Batch Process Subset Models for Causal Forests
Source:R/margot_subset_batch.R
margot_subset_batch.Rd
We compared treatment effects across multiple subsets derived from causal forest models (using the grf package). For each subset, the number of participants, the total sample size, and the corresponding percentage are computed, describing the composition of each targeted subpopulation. In addition, for each subset the plot, interpretation, and transformed table are generated to summarise the causal effect estimates.
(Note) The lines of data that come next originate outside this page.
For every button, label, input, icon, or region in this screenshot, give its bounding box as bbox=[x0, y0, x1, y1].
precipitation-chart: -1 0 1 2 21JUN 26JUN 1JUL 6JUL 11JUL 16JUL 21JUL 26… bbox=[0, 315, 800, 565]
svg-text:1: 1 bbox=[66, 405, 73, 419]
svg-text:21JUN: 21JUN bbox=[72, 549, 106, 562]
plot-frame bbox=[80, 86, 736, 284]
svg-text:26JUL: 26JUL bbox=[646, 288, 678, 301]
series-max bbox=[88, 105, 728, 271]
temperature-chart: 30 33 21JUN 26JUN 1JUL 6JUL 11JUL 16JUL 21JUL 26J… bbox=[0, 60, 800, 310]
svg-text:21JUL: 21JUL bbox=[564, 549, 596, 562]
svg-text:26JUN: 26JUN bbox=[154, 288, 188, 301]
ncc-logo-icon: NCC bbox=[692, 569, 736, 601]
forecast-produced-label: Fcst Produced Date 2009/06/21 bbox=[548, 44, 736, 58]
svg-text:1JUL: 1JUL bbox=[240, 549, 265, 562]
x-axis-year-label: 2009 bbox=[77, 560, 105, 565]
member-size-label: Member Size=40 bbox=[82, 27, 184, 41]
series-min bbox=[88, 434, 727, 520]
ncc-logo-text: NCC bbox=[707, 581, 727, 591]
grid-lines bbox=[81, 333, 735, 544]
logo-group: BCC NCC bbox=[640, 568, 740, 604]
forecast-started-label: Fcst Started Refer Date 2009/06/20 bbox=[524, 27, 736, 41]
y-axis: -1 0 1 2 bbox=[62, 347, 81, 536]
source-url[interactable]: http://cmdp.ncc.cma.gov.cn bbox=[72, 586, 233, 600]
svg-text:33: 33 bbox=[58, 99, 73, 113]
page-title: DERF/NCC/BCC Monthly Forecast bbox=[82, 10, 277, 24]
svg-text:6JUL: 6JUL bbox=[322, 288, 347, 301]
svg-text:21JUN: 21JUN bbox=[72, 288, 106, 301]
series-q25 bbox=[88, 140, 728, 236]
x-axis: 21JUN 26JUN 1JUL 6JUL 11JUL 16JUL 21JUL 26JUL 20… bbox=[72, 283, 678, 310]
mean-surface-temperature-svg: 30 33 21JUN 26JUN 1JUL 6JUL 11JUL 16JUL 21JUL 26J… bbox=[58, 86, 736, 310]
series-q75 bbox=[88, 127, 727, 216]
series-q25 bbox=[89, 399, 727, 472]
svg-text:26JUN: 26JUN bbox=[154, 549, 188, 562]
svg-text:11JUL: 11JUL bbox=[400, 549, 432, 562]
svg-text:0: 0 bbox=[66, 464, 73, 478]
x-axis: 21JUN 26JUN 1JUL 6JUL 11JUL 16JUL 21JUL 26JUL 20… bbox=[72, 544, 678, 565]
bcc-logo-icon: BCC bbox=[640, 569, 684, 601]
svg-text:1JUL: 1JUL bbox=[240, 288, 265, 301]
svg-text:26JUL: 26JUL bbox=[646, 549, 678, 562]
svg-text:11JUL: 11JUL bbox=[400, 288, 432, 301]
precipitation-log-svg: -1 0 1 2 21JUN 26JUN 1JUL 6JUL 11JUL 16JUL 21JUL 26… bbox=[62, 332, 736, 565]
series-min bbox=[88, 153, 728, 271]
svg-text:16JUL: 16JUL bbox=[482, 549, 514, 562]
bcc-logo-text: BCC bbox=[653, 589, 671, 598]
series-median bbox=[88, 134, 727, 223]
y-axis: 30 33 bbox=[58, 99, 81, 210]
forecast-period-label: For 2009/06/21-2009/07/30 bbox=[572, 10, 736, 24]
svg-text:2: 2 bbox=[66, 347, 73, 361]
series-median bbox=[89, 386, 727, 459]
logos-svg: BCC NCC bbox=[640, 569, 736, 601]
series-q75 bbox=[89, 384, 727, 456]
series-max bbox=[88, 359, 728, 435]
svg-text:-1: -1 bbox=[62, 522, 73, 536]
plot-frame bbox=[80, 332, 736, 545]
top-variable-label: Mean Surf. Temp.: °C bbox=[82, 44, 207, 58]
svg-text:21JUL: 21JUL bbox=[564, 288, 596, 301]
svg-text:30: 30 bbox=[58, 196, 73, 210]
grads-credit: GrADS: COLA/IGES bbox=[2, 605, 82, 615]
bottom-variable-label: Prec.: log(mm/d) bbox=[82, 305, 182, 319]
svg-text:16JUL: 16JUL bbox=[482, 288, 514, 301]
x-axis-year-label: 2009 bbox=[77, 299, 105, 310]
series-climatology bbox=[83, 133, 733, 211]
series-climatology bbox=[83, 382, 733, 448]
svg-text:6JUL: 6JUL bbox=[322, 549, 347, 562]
Note that exploratory comparisons in causal forest analyses should be interpreted with caution, as subsetting targeted subpopulations may yield unstable treatment effect estimates, typically indicated by large standard errors and wide confidence intervals.
Usage
margot_subset_batch(
model_results,
X,
base_defaults = list(),
title = "",
label_mapping = NULL,
subsets,
debug = FALSE,
original_df = NULL,
...
)
Arguments
- model_results
Results from the causal forest model.
- X
Covariate matrix.
- base_defaults
A list of default plotting options.
- title
A character string for the main title of the plots.
- label_mapping
A named vector mapping variable names to labels.
- subsets
A named list of subset definitions. Each element should be a list containing:
- var
A character string specifying the variable to subset on.
- value
The value used to define the subset.
- operator
(Optional) A comparison operator (default is
"=="
).- subset_condition
(Optional) A pre-computed logical vector defining the subset.
- description
A character string describing the subset.
- label
(Optional) A user-friendly label for the subset. If missing, the list name is used.
- debug
Logical; if
TRUE
, prints debugging information.- original_df
Optional data frame containing the original (non-transformed) data for back-transformation.
- ...
Additional arguments to be passed to margot_plot().
Value
A list with the following elements:
- results
A list of subset results, each containing the plot, interpretation, and transformed table along with sample statistics.
- summary
A data frame summarising the sample size, total sample size, and percentage for each subset.
- explanation
A character string providing a comprehensive explanation of the subsetting process and the results for each model.